25.8.20

De New York à Beyrouth


En rentrant hier soir de nos quelques jours de vacances à Cape Cod, nous avons renversé et brisé un gros bocal de verre sur l’entrée le perron de notre maison à Manhattan.


C’est pourquoi je me retrouvai avec un balai à épousseter et enlever les éclats de verre clairsemés devant la maison, dans la chaleur étouffante des soirées d’été new-yorkaises, assailli par quelques moustiques voraces. Et dans cet épisode si futile, je ne pus m’empêcher de penser à ce qu’ont vécu mes compatriotes libanais en cet effroyable mois d’août, nettoyant le verre et les autres débris de leurs maisons soufflées par l’explosion du port, et cela pendant de longues heures et dans la chaleur humide de Beyrouth. Dix minutes à peine  désagréables pour moi contre des journées entières de nettoyage et de réparations pour eux. Un incident sans aucune gravité ici contre une apocalypse là-bas avec ses cortèges de morts, disparus et blessés. Ces Beyrouthins terrassés sont les victimes d’un État failli; leurs économies sont inaccessibles, leur devise n’achète plus rien et une simple vitre en ville ne peut plus être dénichée qu’en échange de billets verts.


Tout cela a de quoi me faire admirer leur courage de rester debout dans ce pays qui n’en finit pas de les maltraiter. De quoi m’encourager dans cette petite levée de fonds initiée avec mes enfants et dédiée à nos belles maisons traditionnelles, reliques si fragiles d’une civilisation perdue. Et de quoi m’émouvoir et me mettre en colère à la fois, surtout quand je fais la connaissance de ces familles au téléphone pour comprendre leur situation et que j’entends l’accent levantin si familier dans leurs voix brisées par ce désastre.

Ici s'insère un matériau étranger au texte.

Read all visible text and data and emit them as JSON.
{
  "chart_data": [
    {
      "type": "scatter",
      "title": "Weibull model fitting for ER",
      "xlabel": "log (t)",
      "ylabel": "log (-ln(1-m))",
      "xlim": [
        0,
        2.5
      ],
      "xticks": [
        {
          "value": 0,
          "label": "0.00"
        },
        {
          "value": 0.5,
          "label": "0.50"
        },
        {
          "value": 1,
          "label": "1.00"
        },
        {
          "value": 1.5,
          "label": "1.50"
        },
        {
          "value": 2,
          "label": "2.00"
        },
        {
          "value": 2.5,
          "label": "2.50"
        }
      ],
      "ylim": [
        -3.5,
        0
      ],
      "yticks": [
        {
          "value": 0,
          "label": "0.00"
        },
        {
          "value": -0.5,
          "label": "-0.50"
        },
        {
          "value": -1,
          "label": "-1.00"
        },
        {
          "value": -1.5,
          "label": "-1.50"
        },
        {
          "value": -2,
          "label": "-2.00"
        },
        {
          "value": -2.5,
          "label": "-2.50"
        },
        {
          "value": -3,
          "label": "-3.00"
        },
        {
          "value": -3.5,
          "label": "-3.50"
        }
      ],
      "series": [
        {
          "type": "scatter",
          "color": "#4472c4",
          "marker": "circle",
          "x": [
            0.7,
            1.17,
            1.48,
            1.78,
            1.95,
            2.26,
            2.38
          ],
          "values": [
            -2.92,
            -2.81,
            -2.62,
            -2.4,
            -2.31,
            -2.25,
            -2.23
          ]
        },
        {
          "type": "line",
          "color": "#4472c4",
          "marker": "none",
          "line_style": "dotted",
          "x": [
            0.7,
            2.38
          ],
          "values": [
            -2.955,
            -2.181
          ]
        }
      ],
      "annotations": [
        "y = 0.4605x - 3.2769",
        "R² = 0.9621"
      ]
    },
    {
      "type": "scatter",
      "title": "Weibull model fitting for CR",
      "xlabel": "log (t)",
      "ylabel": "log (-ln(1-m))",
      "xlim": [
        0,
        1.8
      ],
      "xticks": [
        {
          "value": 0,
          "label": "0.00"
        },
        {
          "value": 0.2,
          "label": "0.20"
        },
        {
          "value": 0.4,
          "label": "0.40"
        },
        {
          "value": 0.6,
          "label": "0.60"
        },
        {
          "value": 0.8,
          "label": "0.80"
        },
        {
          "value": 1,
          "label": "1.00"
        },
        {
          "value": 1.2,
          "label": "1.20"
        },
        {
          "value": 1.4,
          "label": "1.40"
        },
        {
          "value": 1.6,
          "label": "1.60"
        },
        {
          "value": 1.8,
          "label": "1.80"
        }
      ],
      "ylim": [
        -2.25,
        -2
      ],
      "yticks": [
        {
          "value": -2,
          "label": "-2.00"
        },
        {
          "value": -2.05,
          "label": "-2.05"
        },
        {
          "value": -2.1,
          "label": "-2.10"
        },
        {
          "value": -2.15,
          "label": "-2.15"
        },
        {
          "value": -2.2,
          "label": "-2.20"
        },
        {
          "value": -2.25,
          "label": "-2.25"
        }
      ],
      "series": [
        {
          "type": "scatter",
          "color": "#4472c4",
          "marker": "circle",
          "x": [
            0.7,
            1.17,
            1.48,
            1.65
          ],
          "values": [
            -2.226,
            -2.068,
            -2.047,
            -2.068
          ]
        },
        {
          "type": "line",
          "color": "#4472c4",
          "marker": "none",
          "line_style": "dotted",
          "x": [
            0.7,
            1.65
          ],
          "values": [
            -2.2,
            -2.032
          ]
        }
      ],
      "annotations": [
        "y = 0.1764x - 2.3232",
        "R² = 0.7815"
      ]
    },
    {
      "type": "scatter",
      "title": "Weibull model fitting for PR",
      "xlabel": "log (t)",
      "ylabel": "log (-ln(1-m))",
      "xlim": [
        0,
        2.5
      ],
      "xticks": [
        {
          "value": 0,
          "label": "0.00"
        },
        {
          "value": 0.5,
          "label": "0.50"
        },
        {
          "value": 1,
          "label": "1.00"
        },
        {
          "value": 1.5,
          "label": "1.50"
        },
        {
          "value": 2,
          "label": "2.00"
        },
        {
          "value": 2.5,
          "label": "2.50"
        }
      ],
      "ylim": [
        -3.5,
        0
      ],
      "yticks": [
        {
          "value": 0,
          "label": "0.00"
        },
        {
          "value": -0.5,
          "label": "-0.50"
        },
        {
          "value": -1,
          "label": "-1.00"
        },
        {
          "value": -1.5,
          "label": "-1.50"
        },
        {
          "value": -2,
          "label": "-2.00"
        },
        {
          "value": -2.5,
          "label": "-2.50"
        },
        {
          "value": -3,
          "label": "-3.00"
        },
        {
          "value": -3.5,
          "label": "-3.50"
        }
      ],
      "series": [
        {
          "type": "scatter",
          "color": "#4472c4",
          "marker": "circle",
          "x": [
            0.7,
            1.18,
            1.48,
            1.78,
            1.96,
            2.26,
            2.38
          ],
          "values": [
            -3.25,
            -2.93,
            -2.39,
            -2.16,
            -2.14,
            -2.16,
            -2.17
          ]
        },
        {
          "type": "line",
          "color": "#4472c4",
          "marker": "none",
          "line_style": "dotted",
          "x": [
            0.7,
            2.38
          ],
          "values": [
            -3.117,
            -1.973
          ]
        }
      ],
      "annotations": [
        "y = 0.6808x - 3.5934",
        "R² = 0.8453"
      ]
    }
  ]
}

Ces bâtisses anciennes, nous ne savions pas vraiment les apprécier. Nous les maltraitions. Tout comme nos dirigeants ineptes et incompétents. Moi-même enfant  dans ce vieux Beyrouth, je les trouvais vieillottes et délabrées et leur préférais bêtement les immeubles modernes de verre et d’aluminium. Je ne savais pas encore que ce décor était le cœur-même de mon pays, fragile mais encore battant, l’âme piétinée, ottomane, italienne ou française, de cette ville. Ces vieilles maisons  sont désormais telles des victimes sur des brancards, défilant devant mes yeux par flopées, ravagées, déchiquetées, oblitérées par la stupidité meurtrière de cet incorrigible Orient. 


Alors de cette vieille brownstone new-yorkaise où j’habite, je rêve que nous puissions sauver les maisons de ces familles qui nous ont contactés. La tâche devant nous est noble et immense à la fois.